Шрифт:
Интервал:
Закладка:
А что у меня? А у меня тоже сын, лягушонок когда-то, а сейчас верста коломенская, жеребенок голенастый, и вообще – мудрейшее создание в подростковом варианте.
Дружим пока, а это обязывает на равных. А значит, надо было спросить, хотя бы так, хотя бы в шутку:
– Знаешь, Санька, вот возьму и рожу тебе сестричку?
Невозмутимое мое и уже слегка усатое чадо чуть подумал и возразил:
– Замуж не идешь, а родить собираешься?
– Ну и что же! – с вызовом уже. – Разве так не бывает?
– Бывает. Только я думаю, что у ребенка должен быть отец.
Хлестанул. Впрочем, ему виднее на собственной шкуре.
Быстрый извиняющийся взгляд – и в сторону глаза.
Жалеет. А что же делать, сыночка, если судьба послала любимого, да чужого? «Да минует тебя чаша сия!»
Имею ли право оторвать его от своего, уже рожденного ему другой женщиной? Вот и думай тут, стенка больничная!
Какой шаг грозит взрывом? Не проще ли обезвредить запал!

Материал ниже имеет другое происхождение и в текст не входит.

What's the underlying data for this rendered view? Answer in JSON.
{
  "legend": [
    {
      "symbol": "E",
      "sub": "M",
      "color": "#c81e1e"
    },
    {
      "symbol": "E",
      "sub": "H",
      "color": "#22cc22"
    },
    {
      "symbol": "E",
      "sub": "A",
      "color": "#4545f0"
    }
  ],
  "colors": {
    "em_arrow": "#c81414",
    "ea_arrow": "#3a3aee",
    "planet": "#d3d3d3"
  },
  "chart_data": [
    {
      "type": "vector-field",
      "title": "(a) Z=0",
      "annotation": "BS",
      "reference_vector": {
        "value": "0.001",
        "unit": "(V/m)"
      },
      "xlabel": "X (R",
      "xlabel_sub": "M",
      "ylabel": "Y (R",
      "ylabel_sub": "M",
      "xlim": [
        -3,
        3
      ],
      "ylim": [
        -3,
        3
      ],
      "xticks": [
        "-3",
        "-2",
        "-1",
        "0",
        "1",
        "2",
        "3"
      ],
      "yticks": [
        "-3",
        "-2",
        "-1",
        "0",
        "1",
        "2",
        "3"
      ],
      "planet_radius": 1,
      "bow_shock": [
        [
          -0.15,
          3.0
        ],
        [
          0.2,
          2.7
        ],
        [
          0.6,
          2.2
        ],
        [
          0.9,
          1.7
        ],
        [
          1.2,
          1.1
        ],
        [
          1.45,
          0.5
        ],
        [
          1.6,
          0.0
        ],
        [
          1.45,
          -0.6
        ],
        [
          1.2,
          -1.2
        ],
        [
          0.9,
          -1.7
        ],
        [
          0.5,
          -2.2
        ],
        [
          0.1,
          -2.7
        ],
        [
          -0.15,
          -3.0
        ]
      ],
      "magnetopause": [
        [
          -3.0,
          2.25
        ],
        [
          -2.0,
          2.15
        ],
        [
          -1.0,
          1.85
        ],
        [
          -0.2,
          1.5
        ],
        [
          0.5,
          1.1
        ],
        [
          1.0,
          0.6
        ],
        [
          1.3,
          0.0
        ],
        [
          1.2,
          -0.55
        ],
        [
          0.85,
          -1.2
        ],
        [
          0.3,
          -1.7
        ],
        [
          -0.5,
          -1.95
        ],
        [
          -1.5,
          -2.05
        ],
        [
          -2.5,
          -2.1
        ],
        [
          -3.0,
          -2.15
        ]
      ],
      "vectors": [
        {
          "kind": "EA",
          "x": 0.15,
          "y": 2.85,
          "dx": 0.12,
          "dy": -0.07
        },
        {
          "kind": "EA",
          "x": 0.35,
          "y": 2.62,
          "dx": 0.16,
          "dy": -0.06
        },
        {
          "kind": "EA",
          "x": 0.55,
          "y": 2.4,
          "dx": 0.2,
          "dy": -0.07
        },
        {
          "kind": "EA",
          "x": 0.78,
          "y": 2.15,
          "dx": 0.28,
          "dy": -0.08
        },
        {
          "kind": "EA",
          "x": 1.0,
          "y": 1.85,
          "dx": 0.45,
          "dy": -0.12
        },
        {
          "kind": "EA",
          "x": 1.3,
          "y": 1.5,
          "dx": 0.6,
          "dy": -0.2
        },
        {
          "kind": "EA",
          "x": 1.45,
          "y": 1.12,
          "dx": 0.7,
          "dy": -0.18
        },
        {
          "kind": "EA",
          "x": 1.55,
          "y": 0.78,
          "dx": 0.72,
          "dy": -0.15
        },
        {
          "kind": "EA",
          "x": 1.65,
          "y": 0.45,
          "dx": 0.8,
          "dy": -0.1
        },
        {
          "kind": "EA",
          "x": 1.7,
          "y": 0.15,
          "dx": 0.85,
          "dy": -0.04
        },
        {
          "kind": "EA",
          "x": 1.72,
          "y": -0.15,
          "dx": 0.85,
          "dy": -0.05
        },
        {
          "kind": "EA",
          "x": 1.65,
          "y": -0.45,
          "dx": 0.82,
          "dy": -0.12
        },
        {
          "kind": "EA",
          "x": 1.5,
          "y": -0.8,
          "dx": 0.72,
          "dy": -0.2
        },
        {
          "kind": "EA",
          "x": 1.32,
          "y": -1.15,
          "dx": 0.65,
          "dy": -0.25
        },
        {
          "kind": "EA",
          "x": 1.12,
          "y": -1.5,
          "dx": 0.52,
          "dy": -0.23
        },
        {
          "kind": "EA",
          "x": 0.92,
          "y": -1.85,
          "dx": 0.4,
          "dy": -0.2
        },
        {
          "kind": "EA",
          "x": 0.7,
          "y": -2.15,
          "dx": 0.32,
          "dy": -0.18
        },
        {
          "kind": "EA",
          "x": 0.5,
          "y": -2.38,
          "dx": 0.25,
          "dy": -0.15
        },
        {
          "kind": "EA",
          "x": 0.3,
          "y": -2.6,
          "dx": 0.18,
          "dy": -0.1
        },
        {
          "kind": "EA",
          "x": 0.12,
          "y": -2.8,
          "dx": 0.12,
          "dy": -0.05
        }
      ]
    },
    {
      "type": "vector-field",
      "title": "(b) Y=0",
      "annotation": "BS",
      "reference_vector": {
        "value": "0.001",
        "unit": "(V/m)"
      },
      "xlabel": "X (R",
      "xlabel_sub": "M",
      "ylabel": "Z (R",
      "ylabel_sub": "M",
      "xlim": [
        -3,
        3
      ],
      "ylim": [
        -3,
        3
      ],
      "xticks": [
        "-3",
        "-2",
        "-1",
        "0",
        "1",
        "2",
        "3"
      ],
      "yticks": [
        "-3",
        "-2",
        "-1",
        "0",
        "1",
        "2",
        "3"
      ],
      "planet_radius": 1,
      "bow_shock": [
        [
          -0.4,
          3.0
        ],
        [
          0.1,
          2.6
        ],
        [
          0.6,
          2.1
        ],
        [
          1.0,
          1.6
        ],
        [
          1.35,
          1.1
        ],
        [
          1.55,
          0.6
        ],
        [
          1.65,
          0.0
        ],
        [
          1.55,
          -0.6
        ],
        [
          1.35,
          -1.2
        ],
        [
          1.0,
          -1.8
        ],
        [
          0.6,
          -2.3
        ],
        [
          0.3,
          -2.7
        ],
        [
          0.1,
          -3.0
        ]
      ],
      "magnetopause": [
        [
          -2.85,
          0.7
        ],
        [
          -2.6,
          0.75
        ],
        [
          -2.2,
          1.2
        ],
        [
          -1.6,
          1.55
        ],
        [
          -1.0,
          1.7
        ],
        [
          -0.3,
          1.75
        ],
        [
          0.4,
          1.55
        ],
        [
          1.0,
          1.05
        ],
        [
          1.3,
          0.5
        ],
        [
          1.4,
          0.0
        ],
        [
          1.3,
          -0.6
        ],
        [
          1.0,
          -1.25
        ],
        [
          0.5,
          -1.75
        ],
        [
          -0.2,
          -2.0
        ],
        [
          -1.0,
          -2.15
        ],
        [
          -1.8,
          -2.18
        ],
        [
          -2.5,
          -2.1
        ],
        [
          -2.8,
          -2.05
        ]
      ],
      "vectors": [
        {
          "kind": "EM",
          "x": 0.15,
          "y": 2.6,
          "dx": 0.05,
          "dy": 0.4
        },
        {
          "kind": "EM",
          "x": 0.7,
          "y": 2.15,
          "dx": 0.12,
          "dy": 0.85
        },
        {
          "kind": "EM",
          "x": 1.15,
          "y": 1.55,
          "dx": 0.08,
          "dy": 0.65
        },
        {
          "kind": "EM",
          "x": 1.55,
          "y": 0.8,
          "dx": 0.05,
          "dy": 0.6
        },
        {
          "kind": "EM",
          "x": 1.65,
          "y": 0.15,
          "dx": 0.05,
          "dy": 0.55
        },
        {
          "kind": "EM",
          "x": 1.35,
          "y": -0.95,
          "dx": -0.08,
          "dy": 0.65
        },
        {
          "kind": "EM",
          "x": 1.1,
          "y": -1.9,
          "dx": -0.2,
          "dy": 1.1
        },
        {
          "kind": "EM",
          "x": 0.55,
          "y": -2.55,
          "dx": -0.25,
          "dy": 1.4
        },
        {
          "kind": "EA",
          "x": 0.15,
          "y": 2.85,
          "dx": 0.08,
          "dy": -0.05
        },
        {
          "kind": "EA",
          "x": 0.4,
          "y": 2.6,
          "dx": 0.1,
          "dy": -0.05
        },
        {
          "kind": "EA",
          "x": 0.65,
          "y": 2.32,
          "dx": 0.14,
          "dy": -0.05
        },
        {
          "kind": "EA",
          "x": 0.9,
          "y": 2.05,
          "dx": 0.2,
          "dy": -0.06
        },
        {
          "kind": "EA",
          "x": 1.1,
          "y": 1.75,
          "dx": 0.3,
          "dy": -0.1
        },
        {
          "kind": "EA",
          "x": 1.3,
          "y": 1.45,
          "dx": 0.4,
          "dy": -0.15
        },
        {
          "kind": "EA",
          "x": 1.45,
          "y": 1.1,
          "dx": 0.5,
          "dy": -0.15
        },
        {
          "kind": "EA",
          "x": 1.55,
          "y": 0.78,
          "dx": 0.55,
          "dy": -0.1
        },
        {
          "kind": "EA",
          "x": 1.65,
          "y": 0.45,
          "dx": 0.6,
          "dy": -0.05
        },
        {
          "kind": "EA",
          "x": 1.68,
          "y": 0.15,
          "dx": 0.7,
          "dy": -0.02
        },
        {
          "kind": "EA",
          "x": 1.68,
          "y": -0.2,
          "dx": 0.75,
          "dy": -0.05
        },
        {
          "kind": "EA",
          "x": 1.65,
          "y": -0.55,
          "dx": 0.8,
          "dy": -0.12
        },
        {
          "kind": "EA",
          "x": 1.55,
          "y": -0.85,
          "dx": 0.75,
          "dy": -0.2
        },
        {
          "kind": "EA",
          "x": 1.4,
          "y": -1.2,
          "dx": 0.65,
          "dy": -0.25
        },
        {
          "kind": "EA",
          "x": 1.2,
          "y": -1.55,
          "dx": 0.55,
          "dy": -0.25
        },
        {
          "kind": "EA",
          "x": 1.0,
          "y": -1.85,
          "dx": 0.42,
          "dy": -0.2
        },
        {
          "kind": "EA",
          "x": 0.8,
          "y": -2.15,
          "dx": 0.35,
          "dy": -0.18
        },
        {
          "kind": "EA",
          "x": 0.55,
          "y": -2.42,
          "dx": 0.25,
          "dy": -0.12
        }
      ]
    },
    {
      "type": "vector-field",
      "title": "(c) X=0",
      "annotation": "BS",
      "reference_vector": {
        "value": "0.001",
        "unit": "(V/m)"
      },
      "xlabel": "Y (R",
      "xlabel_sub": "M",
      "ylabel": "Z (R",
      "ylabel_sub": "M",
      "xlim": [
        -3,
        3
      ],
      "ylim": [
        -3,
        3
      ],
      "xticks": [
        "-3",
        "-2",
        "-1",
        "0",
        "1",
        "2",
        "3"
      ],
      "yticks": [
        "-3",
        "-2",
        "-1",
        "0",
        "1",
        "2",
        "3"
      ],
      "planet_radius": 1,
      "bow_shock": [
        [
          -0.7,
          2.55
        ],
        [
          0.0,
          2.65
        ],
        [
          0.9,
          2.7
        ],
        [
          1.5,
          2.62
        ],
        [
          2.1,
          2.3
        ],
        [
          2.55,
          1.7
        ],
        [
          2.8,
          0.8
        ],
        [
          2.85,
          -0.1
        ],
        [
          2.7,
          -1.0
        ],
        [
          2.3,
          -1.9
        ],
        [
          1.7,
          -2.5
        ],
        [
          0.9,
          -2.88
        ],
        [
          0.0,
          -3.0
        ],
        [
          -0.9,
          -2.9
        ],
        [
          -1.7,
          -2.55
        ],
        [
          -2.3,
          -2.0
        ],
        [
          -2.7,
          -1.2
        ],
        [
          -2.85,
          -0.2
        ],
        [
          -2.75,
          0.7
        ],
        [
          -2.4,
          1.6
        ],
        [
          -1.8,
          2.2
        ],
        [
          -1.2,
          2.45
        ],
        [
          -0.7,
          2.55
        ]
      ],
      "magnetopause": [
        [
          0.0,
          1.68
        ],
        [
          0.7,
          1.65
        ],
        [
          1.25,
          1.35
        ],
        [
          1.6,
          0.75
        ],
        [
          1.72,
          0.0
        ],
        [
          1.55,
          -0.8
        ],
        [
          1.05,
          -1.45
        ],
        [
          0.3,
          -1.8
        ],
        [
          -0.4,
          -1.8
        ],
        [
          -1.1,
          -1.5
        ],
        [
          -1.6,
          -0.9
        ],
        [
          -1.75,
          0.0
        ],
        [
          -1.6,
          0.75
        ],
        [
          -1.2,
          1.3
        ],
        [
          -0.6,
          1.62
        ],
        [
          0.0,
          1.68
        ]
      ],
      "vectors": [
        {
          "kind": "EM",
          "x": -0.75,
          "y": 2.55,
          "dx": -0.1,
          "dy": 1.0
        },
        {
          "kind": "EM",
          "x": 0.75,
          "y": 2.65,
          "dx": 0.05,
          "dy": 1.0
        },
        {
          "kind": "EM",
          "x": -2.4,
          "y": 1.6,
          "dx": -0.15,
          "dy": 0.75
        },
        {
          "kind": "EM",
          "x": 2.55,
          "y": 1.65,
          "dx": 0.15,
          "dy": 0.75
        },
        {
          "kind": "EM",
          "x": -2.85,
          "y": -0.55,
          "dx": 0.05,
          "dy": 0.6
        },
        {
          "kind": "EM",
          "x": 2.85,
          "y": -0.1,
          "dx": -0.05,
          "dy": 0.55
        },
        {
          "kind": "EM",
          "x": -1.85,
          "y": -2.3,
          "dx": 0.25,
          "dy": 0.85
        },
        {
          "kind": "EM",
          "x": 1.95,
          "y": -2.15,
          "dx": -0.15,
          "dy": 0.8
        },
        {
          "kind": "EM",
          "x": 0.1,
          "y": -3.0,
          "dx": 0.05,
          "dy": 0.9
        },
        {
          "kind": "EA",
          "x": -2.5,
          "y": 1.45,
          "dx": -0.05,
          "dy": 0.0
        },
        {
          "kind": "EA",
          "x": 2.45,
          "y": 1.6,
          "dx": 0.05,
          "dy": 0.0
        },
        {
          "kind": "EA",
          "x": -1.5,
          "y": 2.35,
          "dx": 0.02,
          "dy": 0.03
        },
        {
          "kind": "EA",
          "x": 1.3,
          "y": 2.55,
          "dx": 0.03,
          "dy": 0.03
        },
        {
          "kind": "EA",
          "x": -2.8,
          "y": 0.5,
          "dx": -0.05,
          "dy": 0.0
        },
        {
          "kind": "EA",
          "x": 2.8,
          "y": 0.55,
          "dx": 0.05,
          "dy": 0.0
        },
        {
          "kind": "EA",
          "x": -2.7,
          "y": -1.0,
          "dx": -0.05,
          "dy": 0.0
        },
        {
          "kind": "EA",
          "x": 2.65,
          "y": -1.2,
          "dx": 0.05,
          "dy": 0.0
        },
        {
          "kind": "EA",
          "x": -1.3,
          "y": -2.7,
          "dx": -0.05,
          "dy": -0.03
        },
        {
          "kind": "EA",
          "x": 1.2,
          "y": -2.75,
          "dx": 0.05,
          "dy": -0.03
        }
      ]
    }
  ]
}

Вот койки уже обжиты, очередь за топчаном. Вспрыгнула на него худющенькая девчонка: ножки – палочки, сама моща – мощой, а шустрая! Сбегала в соседнюю палату к «аборигенам», чай организовала. Молоденькая совсем, а на все ловкая, легкая. К ней не придут: муж в командировке. Хвастает, что лежать долго не собирается, некогда, потому и на топчан не в обиде, и что не придут не в обиде – так задумано. А вот эта от окна не отрывается – ждет. Все уже знают, как у них с мужем хорошо и какой Костик у них растет славный, крепкий. Муж обещал после работы картошечки отварить. Живут напротив. И картошечка приходит, и селедочка к ней, а вот чай с малиной не доставил недогадливый мужчина, и он отправляется во второй рейс, а вся палата вкушает щедрые угощения. И молодая жена так и светится радостью.
Чему она радуется? Ведь завтра у нее не будет второго ребенка!
И у меня завтра не будет второго ребенка. И ко мне не придут. Хоть бы мать эти два дня без «скорой» выдержала! Только и запомнились преданно-беспомощные глаза ее:
– Если бы я могла тебе помочь!
– Лежи уж! Если бы ты могла мне помочь, мне бы сам черт не страшен был.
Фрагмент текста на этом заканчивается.